The island was developed over the course of 2,000 years. The area was originally a flat sandbar but as the Calusa population grew, they would stack the remains of their food (mainly shellfish), pottery, and animal bone in the area to eventually build the site up to great heights. There are several “shell” mounds located throughout Southwest Florida but Mound Key remains the most impressive and historically-notable. Many researchers and scientists believe that this island was the site of Calos, the capital of the Calusa empire.
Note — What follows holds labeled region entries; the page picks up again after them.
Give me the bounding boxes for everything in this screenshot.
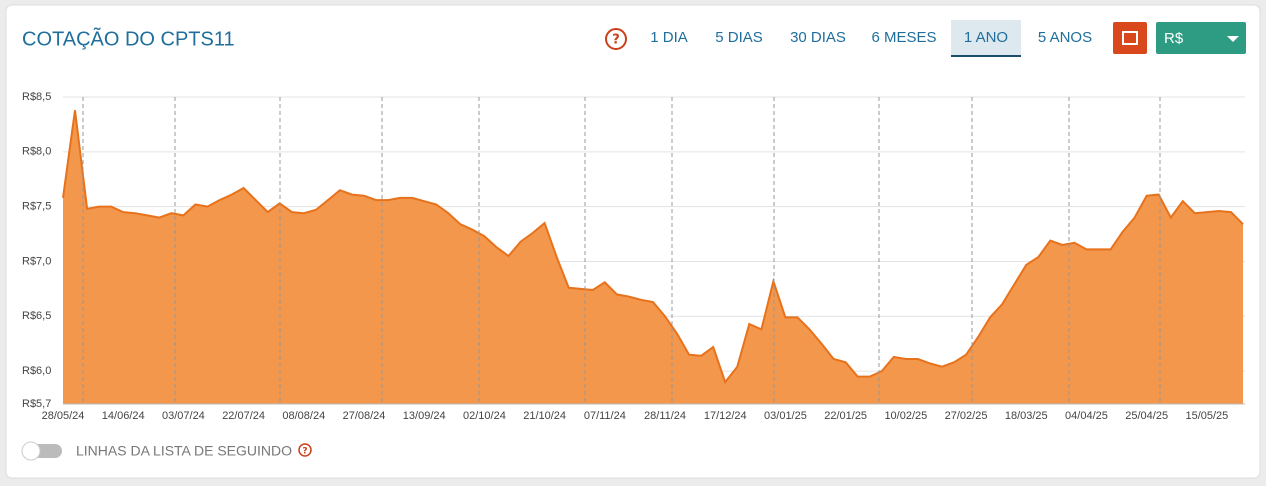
x-tick-label: 02/10/24: [463, 410, 506, 422]
toggle-help[interactable]: [298, 443, 312, 457]
help-mark: ?: [612, 33, 620, 48]
y-tick-label: R$8,0: [22, 146, 51, 158]
x-tick-label: 25/04/25: [1125, 410, 1168, 422]
area: [63, 110, 1243, 404]
line: [62, 110, 1244, 385]
y-tick-label: R$6,0: [22, 365, 51, 377]
x-tick-label: 15/05/25: [1185, 410, 1228, 422]
x-tick-label: 07/11/24: [584, 410, 626, 422]
currency-value: R$: [1164, 30, 1184, 47]
x-tick-label: 22/07/24: [222, 410, 265, 422]
x-tick-label: 04/04/25: [1065, 410, 1108, 422]
period-button[interactable]: 6 MESES: [871, 29, 936, 46]
y-tick-label: R$7,5: [22, 201, 51, 213]
toggle-label: LINHAS DA LISTA DE SEGUINDO: [76, 443, 292, 459]
y-tick-label: R$6,5: [22, 310, 51, 322]
month-dividers: [82, 97, 1161, 404]
help-icon[interactable]: [605, 28, 627, 50]
x-tick-label: 14/06/24: [102, 410, 145, 422]
plot: R$5,7 R$6,0 R$6,5 R$7,0 R$7,5 R$8,0 R$8,5 28/05…: [22, 91, 1245, 422]
period-button[interactable]: 1 ANO: [964, 29, 1008, 46]
x-tick-label: 08/08/24: [282, 410, 325, 422]
period-button[interactable]: 1 DIA: [650, 29, 688, 46]
calendar-button[interactable]: [1113, 22, 1147, 54]
x-tick-label: 27/02/25: [945, 410, 988, 422]
period-selected-bg[interactable]: [951, 20, 1021, 56]
y-tick-label: R$8,5: [22, 91, 51, 103]
toggle-help-mark: ?: [302, 447, 307, 457]
period-button[interactable]: 5 DIAS: [715, 29, 763, 46]
y-tick-label: R$7,0: [22, 255, 51, 267]
period-button[interactable]: 5 ANOS: [1038, 29, 1092, 46]
x-tick-label: 28/11/24: [644, 410, 686, 422]
x-tick-label: 13/09/24: [403, 410, 446, 422]
x-tick-label: 28/05/24: [42, 410, 85, 422]
x-tick-label: 17/12/24: [704, 410, 747, 422]
x-tick-label: 18/03/25: [1005, 410, 1048, 422]
y-tick-label: R$5,7: [22, 398, 51, 410]
currency-select[interactable]: [1156, 22, 1246, 54]
select-arrow: [1227, 36, 1239, 42]
x-tick-label: 27/08/24: [343, 410, 386, 422]
x-tick-label: 22/01/25: [824, 410, 867, 422]
x-tick-label: 03/07/24: [162, 410, 205, 422]
toggle-knob: [21, 441, 41, 461]
period-buttons: 1 DIA 5 DIAS 30 DIAS 6 MESES 1 ANO 5 ANOS: [650, 20, 1092, 57]
x-tick-label: 03/01/25: [764, 410, 807, 422]
calendar-icon: [1122, 31, 1138, 45]
title: COTAÇÃO DO CPTS11: [22, 26, 235, 50]
x-tick-label: 10/02/25: [884, 410, 927, 422]
period-button[interactable]: 30 DIAS: [790, 29, 846, 46]
x-tick-label: 21/10/24: [523, 410, 566, 422]
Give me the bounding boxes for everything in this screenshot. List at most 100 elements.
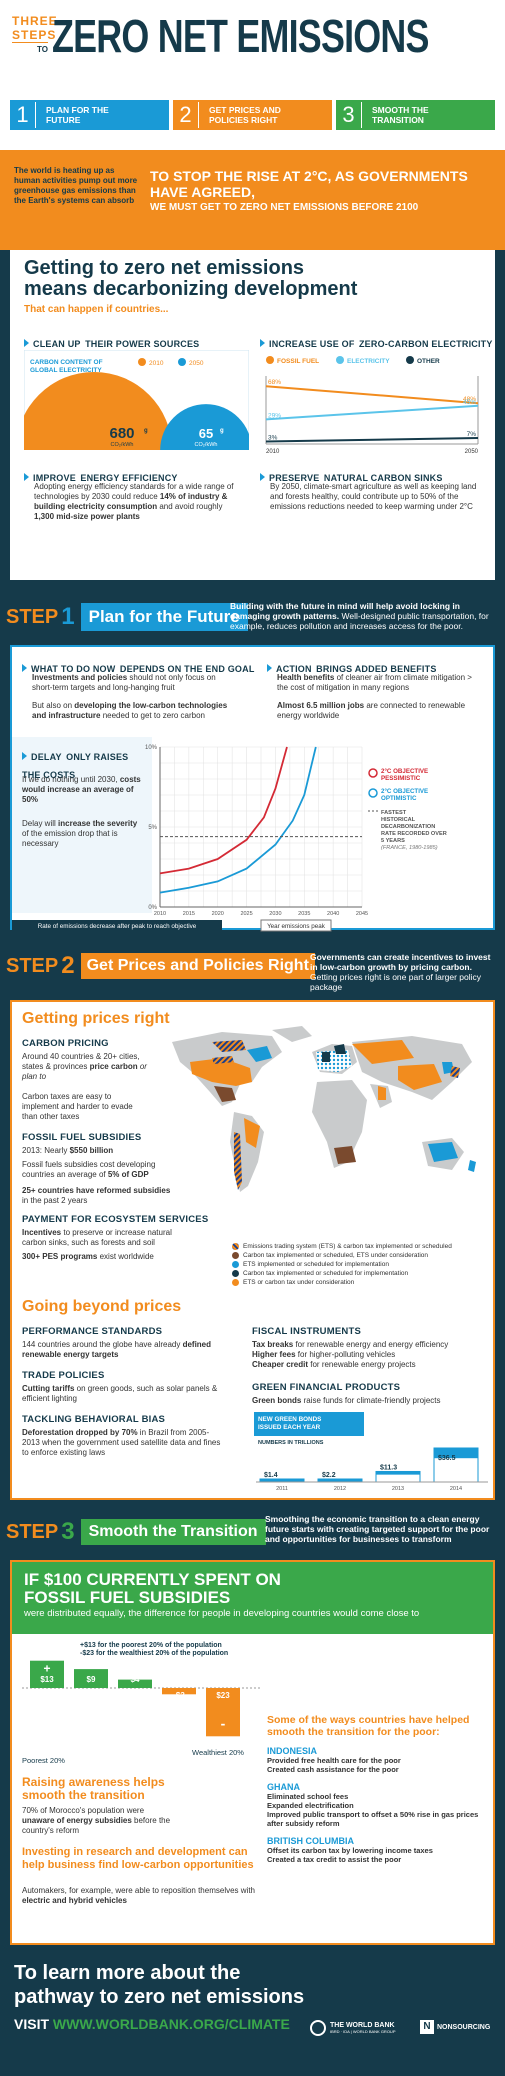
country-measure: Provided free health care for the poor bbox=[267, 1756, 401, 1765]
title-kicker: THREE STEPS TO bbox=[12, 14, 57, 54]
fiscal-3a: Cheaper credit bbox=[252, 1360, 309, 1369]
map-south-africa bbox=[334, 1146, 356, 1164]
green-text-a: Green bonds bbox=[252, 1396, 302, 1405]
subsidy-title-1: IF $100 CURRENTLY SPENT ON bbox=[24, 1570, 281, 1589]
country-measure: Offset its carbon tax by lowering income… bbox=[267, 1846, 433, 1855]
green-bond-bar-2011 bbox=[260, 1479, 304, 1482]
pes-count-b: exist worldwide bbox=[97, 1252, 154, 1261]
legend-label-OTHER: OTHER bbox=[417, 358, 440, 365]
awareness-text-b: unaware of energy subsidies bbox=[22, 1816, 132, 1825]
fiscal-title: FISCAL INSTRUMENTS bbox=[252, 1326, 361, 1337]
green-bond-bar-2013 bbox=[376, 1471, 420, 1475]
x-tick-6: 2040 bbox=[327, 911, 339, 917]
climate-url-link[interactable]: WWW.WORLDBANK.ORG/CLIMATE bbox=[52, 2016, 290, 2032]
step2-header: STEP 2 Get Prices and Policies Right Gov… bbox=[0, 940, 505, 1000]
y-tick-2: 10% bbox=[145, 745, 158, 751]
rnd-text: Automakers, for example, were able to re… bbox=[22, 1886, 257, 1906]
subsidy-title-2: FOSSIL FUEL SUBSIDIES bbox=[24, 1588, 231, 1607]
todo-p2-b: developing the low-carbon technologies a… bbox=[32, 701, 228, 720]
triangle-icon bbox=[22, 663, 27, 672]
delay-p1: If we do nothing until 2030, costs would… bbox=[22, 775, 142, 805]
value-start-FOSSIL FUEL: 68% bbox=[268, 379, 281, 386]
x-tick-5: 2035 bbox=[298, 911, 310, 917]
countries-list: INDONESIA Provided free health care for t… bbox=[267, 1746, 487, 1872]
country-measure: Improved public transport to offset a 50… bbox=[267, 1810, 479, 1828]
triangle-icon bbox=[22, 751, 27, 760]
pes-text: Incentives to preserve or increase natur… bbox=[22, 1228, 192, 1248]
fossil-title: FOSSIL FUEL SUBSIDIES bbox=[22, 1132, 142, 1143]
increase-rest: ZERO-CARBON ELECTRICITY bbox=[358, 339, 493, 349]
sinks-heading: PRESERVE NATURAL CARBON SINKS bbox=[260, 468, 443, 486]
step3-side-text: Smoothing the economic transition to a c… bbox=[265, 1514, 490, 1544]
fossil-reformed-a: 25+ countries have reformed subsidies bbox=[22, 1186, 171, 1195]
map-legend: Emissions trading system (ETS) & carbon … bbox=[232, 1242, 492, 1287]
fossil-text-a: Fossil fuels subsidies cost developing c… bbox=[22, 1160, 156, 1179]
carbon-content-label: CARBON CONTENT OF bbox=[30, 359, 103, 366]
map-japan bbox=[450, 1066, 460, 1078]
perf-text-a: 144 countries around the globe have alre… bbox=[22, 1340, 183, 1349]
awareness-text-a: 70% of Morocco's population were bbox=[22, 1806, 145, 1815]
map-australia bbox=[428, 1142, 458, 1162]
delay-box bbox=[12, 737, 152, 913]
legend-pessimistic-1: 2°C OBJECTIVE bbox=[381, 768, 428, 775]
map-legend-label: ETS or carbon tax under consideration bbox=[243, 1279, 355, 1286]
fossil-text: Fossil fuels subsidies cost developing c… bbox=[22, 1160, 187, 1180]
x-tick-4: 2030 bbox=[269, 911, 281, 917]
delay-p2: Delay will increase the severity of the … bbox=[22, 819, 142, 849]
decarb-title: Getting to zero net emissions means deca… bbox=[24, 257, 358, 300]
decarb-section: Getting to zero net emissions means deca… bbox=[0, 250, 505, 595]
delay-p1-a: If we do nothing until 2030, bbox=[22, 775, 120, 784]
step1-side-bold: Building with the future in mind will he… bbox=[230, 601, 460, 621]
map-us bbox=[190, 1058, 252, 1086]
step3-header: STEP 3 Smooth the Transition Smoothing t… bbox=[0, 1510, 505, 1560]
delay-p1-b: costs would increase an average of 50% bbox=[22, 775, 141, 804]
efficiency-rest: ENERGY EFFICIENCY bbox=[80, 473, 178, 483]
green-title: GREEN FINANCIAL PRODUCTS bbox=[252, 1382, 401, 1393]
efficiency-text-b: 14% of industry & building electricity c… bbox=[34, 492, 228, 511]
trade-text-b: on green goods, such as solar panels & e… bbox=[22, 1384, 218, 1403]
legend-label-2010: 2010 bbox=[149, 360, 164, 367]
step-tab-2[interactable]: 2 GET PRICES AND POLICIES RIGHT bbox=[173, 100, 332, 130]
green-bond-value-2013: $11.3 bbox=[380, 1464, 397, 1471]
series-line-1 bbox=[159, 746, 317, 894]
map-legend-item: Carbon tax implemented or scheduled for … bbox=[232, 1269, 492, 1278]
legend-marker-pessimistic bbox=[368, 768, 378, 778]
globe-icon bbox=[310, 2020, 326, 2036]
subsidy-bar-3 bbox=[162, 1688, 196, 1695]
y-tick-1: 5% bbox=[148, 825, 157, 831]
learn-more-2: pathway to zero net emissions bbox=[14, 1986, 305, 2008]
step-tab-1[interactable]: 1 PLAN FOR THE FUTURE bbox=[10, 100, 169, 130]
tackle-text-b: in Brazil from 2005-2013 when the govern… bbox=[22, 1428, 221, 1457]
tackle-text-a: Deforestation dropped by 70% bbox=[22, 1428, 138, 1437]
green-bonds-title-2: ISSUED EACH YEAR bbox=[258, 1424, 321, 1431]
country-measure: Expanded electrification bbox=[267, 1801, 354, 1810]
map-legend-item: ETS implemented or scheduled for impleme… bbox=[232, 1260, 492, 1269]
clean-up-heading: CLEAN UP THEIR POWER SOURCES bbox=[24, 334, 199, 352]
efficiency-text-d: 1,300 mid-size power plants bbox=[34, 512, 140, 521]
green-bond-value-2011: $1.4 bbox=[264, 1472, 278, 1479]
map-brazil bbox=[244, 1118, 260, 1148]
zero-carbon-chart: FOSSIL FUEL ELECTRICITY OTHER 68% 48% 29% 45% 3… bbox=[265, 356, 479, 455]
green-bond-bar-2014 bbox=[434, 1448, 478, 1459]
carbon-content-prefix-2010: g bbox=[144, 428, 148, 434]
step2-word: STEP bbox=[6, 954, 59, 977]
x-tick-2: 2020 bbox=[212, 911, 224, 917]
step-tab-3[interactable]: 3 SMOOTH THE TRANSITION bbox=[336, 100, 495, 130]
todo-p2: But also on developing the low-carbon te… bbox=[32, 701, 237, 721]
line-FOSSIL FUEL bbox=[265, 385, 479, 405]
country-block: INDONESIA Provided free health care for t… bbox=[267, 1746, 487, 1774]
triangle-icon bbox=[260, 472, 265, 481]
intro-left-text: The world is heating up as human activit… bbox=[14, 166, 138, 205]
legend-dot-ELECTRICITY bbox=[336, 356, 344, 364]
cp-text-c: or plan to bbox=[22, 1062, 147, 1081]
sinks-text: By 2050, climate-smart agriculture as we… bbox=[270, 482, 477, 511]
action-p1: Health benefits of cleaner air from clim… bbox=[277, 673, 482, 693]
value-end-ELECTRICITY: 45% bbox=[463, 399, 476, 406]
steps-nav: 1 PLAN FOR THE FUTURE 2 GET PRICES AND P… bbox=[10, 100, 495, 130]
value-start-ELECTRICITY: 29% bbox=[268, 412, 281, 419]
poorest-label: Poorest 20% bbox=[22, 1756, 65, 1765]
step-tab-2-num: 2 bbox=[173, 102, 199, 128]
subsidy-value-1: $9 bbox=[87, 1675, 96, 1684]
step2-num: 2 bbox=[61, 952, 75, 979]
Spanish conquistadors discovered the area in the 1500s, ending the reign of the Calusa people. In later years, the island was used and sometimes inhabited by pirates, fishermen, and American pioneers, among others. Today on Mound Key you can still find whelk and conch shells that were fashioned into club heads that were placed on the end of sticks. Artifacts left behind by the Calusa as well as the Spanish have been recovered from the island, as well.
Today, the site is known as Mound Key Archaeological State Park.
If you’re looking for an interesting activity away from the crowds on Fort Myers Beach, head out on an expedition to Mound Key, located approximately 6 miles away from our Fort Myers Beach hotel. The park is accessible only by boat. How to get to Mound Key? Several local tour operators and local destinations offer a ferry service to the island including the historical Mound House and Koreshan State Historic Site. Additionally, renting a kayak or paddleboard and cruising over to the island is also an option.
Upon arrival, a 0.75 hiking trail takes visitors over steep shell mounds surrounded by mangroves. Several interpretative displays line the trail.
During your Fort Myers Beach vacation, consider breaking from the norm to travel back in time to explore one of Fort Myers Beach’s best attractions.